(Part of Chapter Five, in "Where the Birds Don't Sing"
Tommy the Coke Man
We all had jungle camouflage fatigues--- along with boots that were specially made for this kind of terrain and weather. We got old newspapers from back in the states [but as I said they were way out dated by the time we got them] along with the 'Stars and the Strips' [the military version of a large newspaper that was sent out to all military unites wherever US Armed Forces were]; from all sides of the world Vietnam was much in the news; yet after being in this country a while I realized people back home were given only light sketches of reality of the soldier in Vietnam [such as would be the bombing of the tri-ammo dumps here in Cam Ranh Bay].
Tommy, a Specialist Five, like a Sergeant, worked for the mess hall.

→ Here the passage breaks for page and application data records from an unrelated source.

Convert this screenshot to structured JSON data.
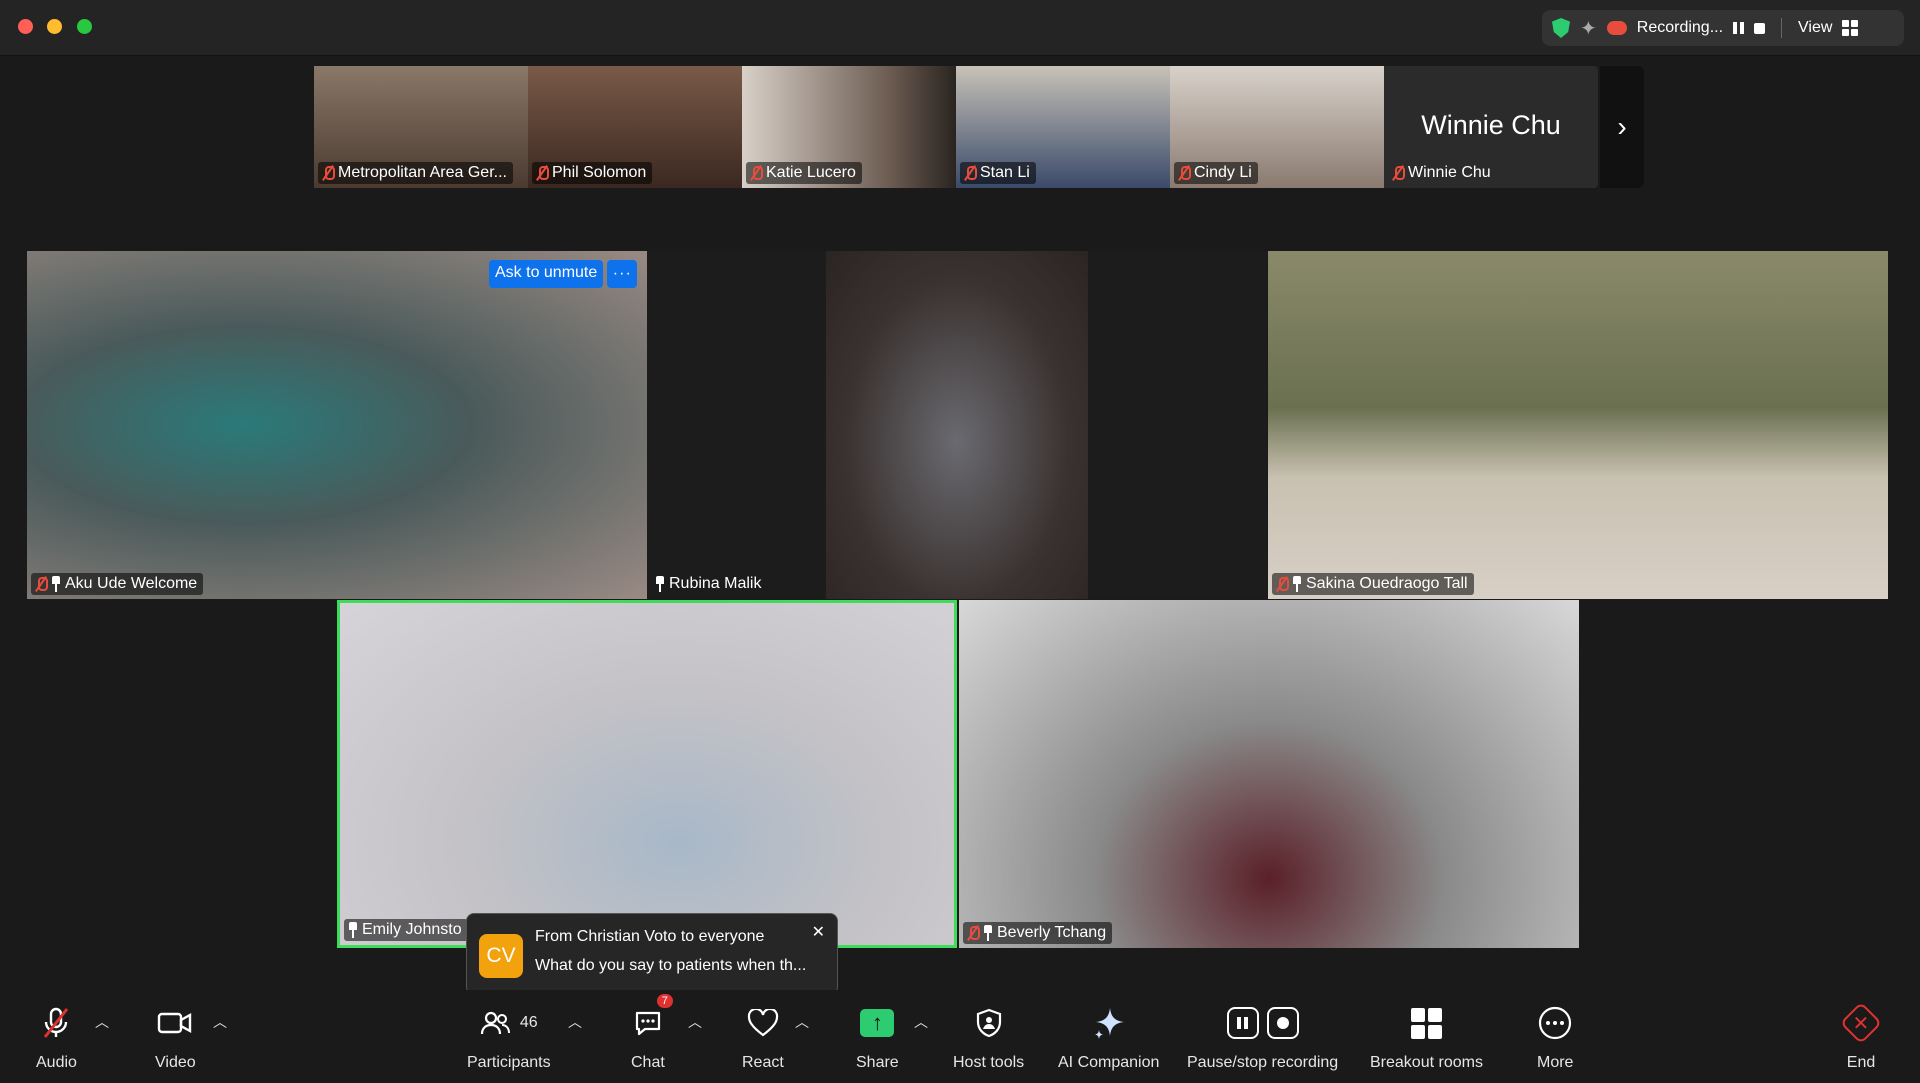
{
  "titlebar": {
    "recording_label": "Recording...",
    "view_label": "View"
  },
  "strip": {
    "participants": [
      {
        "name": "Metropolitan Area Ger...",
        "bg": "#6b5848"
      },
      {
        "name": "Phil Solomon",
        "bg": "#5a4237"
      },
      {
        "name": "Katie Lucero",
        "bg": "#9a8a7e"
      },
      {
        "name": "Stan Li",
        "bg": "#7a7468"
      },
      {
        "name": "Cindy Li",
        "bg": "#b8b0a6"
      }
    ],
    "avatar_tile": {
      "big_name": "Winnie Chu",
      "name": "Winnie Chu"
    },
    "next_icon": "chevron-right-icon"
  },
  "main": {
    "tiles": [
      {
        "name": "Aku Ude Welcome",
        "muted": true,
        "pinned": true,
        "bg": "#4a6464"
      },
      {
        "name": "Rubina Malik",
        "muted": false,
        "pinned": true,
        "bg": "#6f6660"
      },
      {
        "name": "Sakina Ouedraogo Tall",
        "muted": true,
        "pinned": true,
        "bg": "#b6ab98"
      },
      {
        "name": "Emily Johnsto",
        "muted": false,
        "pinned": true,
        "bg": "#c9c7cc",
        "active": true
      },
      {
        "name": "Beverly Tchang",
        "muted": true,
        "pinned": true,
        "bg": "#cfcfcf"
      }
    ],
    "ask_unmute_label": "Ask to unmute",
    "more_label": "···"
  },
  "toast": {
    "avatar_initials": "CV",
    "title": "From Christian Voto to everyone",
    "message": "What do you say to patients when th...",
    "close_label": "✕"
  },
  "toolbar": {
    "audio": "Audio",
    "video": "Video",
    "participants": "Participants",
    "participants_count": "46",
    "chat": "Chat",
    "chat_badge": "7",
    "react": "React",
    "share": "Share",
    "host_tools": "Host tools",
    "ai_companion": "AI Companion",
    "pause_stop": "Pause/stop recording",
    "breakout": "Breakout rooms",
    "more": "More",
    "end": "End",
    "accent_green": "#2ecc71",
    "end_red": "#e03131"
  }
}
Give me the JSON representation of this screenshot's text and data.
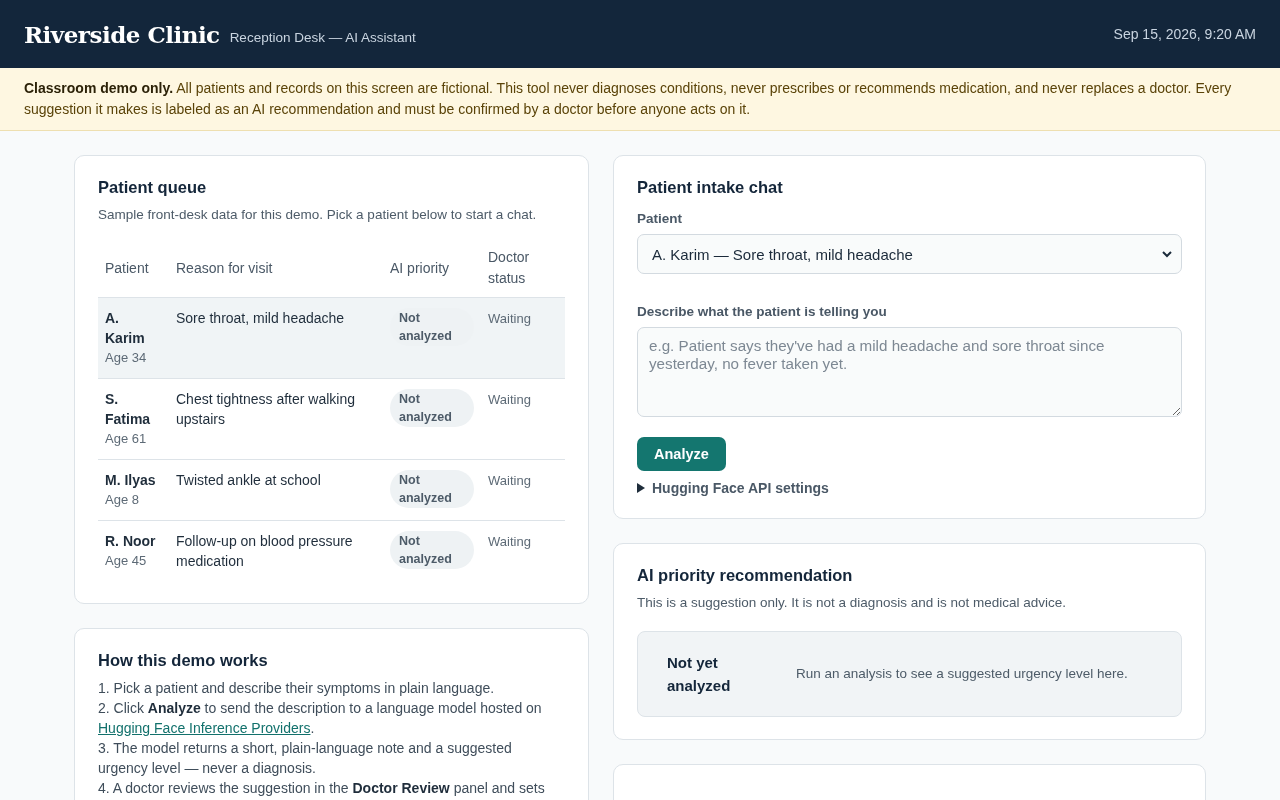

Like me, he often just wore t-shirts, and was in the base camp most of the time. He was a large man, we both tall and wide. Not as strong looking as the Crusher in the company [a person I'd get in a fight with], but none-the-less, no one to want to mess with if you didn't have to. About 230-lbs, 5'll. In any case, he used to sell pop [soda] to us—GI's [soldiers] at the 611th Ordnance Company. He was one of the few who had a refrigerator [although I acquire one about four months prior to my leaving, and often the electricity would go out leaving the pop warm anyways, no
He didn't wear a hat for the most part [as I most of the time did], no hat in this region, in this region of the world that is, could be fatal. Yet, and I say yet, lightly--if I was to call him odd, meaning, a bit eccentric in my world, then I'd just as well have to call myself odd, for I was on such a cutting edge if there is one. I suppose [if someone was to give me a nick name it might have been 'Trigger-happy'] my trigger-happy hand, was considered in such a class, everyone told me about my oddity, I was too paranoid.